Le Quotidien d’Oran: Plus de 25.000 morts et plus de 26 millions de personnes touchées dans les régions frappées par un séisme dévastateur à la frontière turco-syrienne. En tant que sismologue, quelle est votre analyse sur l’ampleur des dégâts en matière de vies humaines et de bâti ?

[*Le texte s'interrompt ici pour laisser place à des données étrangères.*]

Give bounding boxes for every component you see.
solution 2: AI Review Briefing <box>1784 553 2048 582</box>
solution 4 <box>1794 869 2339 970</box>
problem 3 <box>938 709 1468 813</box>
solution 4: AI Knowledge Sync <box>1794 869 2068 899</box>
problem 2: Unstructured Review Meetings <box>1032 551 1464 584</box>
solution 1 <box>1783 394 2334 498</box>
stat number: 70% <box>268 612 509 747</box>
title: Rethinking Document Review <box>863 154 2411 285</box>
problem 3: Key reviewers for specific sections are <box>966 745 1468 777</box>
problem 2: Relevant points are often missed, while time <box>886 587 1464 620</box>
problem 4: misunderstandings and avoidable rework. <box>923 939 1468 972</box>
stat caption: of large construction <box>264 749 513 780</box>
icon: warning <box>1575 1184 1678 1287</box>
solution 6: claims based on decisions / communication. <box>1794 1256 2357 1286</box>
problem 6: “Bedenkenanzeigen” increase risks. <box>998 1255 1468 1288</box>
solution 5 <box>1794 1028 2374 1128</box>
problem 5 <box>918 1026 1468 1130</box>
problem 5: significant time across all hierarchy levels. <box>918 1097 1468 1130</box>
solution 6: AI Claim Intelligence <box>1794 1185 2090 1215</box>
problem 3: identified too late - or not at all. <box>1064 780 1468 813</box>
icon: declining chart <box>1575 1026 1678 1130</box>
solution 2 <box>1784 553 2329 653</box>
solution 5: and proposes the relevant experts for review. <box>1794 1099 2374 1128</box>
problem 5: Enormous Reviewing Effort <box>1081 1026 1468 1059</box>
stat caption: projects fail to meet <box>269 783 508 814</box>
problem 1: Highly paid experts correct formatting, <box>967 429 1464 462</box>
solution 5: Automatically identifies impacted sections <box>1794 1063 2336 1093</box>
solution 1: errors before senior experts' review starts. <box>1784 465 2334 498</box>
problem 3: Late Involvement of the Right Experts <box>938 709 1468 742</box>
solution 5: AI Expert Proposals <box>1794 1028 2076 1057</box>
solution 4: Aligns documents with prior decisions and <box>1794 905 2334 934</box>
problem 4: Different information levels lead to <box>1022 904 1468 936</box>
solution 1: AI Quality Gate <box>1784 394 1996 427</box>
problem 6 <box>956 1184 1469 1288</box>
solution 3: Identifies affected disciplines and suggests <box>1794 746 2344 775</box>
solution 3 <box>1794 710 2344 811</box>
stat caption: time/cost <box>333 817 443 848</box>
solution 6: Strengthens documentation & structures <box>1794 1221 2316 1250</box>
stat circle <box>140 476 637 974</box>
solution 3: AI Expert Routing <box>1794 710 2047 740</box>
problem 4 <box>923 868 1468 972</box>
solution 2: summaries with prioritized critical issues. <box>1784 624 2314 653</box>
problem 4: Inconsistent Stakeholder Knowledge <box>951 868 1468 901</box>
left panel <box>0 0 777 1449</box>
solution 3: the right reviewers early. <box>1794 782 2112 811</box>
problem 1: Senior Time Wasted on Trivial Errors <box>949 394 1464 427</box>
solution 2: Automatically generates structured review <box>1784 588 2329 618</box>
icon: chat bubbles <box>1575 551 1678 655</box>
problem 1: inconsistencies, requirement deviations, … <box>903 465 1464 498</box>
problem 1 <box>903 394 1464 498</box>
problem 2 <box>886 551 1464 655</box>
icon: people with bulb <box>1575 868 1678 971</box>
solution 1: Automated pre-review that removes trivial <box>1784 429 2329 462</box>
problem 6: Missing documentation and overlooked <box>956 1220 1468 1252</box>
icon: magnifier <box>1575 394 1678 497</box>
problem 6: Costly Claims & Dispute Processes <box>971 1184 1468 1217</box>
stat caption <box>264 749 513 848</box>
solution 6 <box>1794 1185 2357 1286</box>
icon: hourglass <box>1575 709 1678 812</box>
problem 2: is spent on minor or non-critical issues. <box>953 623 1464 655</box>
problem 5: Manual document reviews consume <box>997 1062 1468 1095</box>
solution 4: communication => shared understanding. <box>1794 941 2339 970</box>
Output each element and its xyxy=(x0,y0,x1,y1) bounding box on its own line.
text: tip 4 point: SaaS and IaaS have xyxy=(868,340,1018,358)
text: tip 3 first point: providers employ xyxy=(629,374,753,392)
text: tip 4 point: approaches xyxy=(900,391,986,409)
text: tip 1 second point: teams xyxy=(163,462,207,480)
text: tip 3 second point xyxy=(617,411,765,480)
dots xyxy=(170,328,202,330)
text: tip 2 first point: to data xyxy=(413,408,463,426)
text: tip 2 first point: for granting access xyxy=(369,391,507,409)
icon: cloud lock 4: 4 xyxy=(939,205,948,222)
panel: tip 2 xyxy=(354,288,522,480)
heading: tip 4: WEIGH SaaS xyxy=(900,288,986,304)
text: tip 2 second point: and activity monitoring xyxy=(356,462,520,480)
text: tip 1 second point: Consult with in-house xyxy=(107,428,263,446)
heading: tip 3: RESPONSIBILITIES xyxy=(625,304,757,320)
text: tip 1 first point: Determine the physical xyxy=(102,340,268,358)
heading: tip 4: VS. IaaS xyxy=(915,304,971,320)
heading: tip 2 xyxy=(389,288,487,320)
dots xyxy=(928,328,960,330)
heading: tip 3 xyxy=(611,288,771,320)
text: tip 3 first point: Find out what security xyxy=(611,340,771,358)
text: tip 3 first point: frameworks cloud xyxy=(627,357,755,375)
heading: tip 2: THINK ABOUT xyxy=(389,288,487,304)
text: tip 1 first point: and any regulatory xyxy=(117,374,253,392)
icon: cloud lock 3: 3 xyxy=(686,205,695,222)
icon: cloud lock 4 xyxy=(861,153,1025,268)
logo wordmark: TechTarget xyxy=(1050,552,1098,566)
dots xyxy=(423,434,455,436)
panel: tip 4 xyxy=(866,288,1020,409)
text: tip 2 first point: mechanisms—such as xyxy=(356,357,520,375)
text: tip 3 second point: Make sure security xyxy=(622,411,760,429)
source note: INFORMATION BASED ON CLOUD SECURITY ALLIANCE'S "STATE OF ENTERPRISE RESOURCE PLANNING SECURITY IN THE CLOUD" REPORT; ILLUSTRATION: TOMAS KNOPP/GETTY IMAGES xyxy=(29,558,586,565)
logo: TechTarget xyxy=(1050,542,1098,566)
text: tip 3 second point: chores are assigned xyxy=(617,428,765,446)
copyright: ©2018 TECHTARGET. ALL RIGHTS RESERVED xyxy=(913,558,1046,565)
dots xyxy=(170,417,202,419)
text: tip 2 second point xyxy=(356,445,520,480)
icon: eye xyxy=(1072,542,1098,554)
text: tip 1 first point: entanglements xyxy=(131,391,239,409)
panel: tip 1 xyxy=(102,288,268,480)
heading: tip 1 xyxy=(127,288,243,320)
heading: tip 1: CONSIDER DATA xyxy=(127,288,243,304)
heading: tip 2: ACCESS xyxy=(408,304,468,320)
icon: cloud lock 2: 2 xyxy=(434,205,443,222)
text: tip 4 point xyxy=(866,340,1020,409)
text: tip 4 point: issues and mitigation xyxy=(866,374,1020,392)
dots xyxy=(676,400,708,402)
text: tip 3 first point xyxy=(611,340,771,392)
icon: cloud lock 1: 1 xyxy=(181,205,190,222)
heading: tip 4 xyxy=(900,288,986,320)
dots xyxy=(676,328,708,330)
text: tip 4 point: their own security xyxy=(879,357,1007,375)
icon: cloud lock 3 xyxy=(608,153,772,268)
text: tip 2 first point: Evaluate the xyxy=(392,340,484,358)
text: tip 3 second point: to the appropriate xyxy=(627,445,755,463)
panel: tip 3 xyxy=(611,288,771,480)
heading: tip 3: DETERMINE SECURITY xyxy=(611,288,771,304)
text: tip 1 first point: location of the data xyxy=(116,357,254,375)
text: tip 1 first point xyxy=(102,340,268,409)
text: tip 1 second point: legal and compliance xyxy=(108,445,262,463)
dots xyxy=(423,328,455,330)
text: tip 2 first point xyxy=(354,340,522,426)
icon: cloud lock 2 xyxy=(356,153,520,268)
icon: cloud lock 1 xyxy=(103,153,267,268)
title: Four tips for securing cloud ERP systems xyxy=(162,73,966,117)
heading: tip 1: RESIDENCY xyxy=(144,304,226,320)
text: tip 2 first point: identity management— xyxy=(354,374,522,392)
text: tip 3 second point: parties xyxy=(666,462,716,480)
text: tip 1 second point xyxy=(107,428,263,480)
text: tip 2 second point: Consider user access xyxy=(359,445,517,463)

Mustapha Meghraoui: En effet, il s’agit d’une terrible tragédie humaine survenue dans une large région connue pour son activité sismique. Il faut d’abord préciser qu’il y a eu deux séismes : le premier, d’une magnitude 7,8 s’est produit à 2h du matin en heure universelle, suivi d’un deuxième d’une magnitude de 7,7 à 11h du matin. Il faut bien noter qu’il s’agit bien d’un deuxième séisme et non pas une réplique. Il s’agit là de deux séismes dévastateurs superficiels, autrement dit d’une profondeur de 10 à 15 km maximum.
Et quand ce genre de séismes se produisent, ils détruisent tout, sur leur passage sur plus de 50 km de rayon. La violence de ces secousses telluriques fait que tout ce qui est debout s’écroule.
Ceci d’un côté. De l’autre côté, c’est que cette partie du monde était connue comme étant une région sismique. Elle est connue sous le nom de «la faille est-anatolienne», qui s’étend de la partie orientale du pays kurde jusqu’en mer Méditerranée. Il s’agit d’une faille qui fait environ 800 mètres de long. Les premiers 400 km au Nord-Est ont déjà généré des tremblements de terre dans le passé, en 1871 et en 1905 par exemple, alors que la deuxième partie au Sud-Ouest n’a en revanche jamais subi de tremblement de terre de forte amplitude, puisque des études ont montré qu’il y a eu un séisme d’une amplitude moyenne en 1513 et un autre de même amplitude en 1832, le plus ancien étant celui survenu en 1114 qui a dévasté toute la région. L’on parle de plus de 40.000 morts lors de ce séisme.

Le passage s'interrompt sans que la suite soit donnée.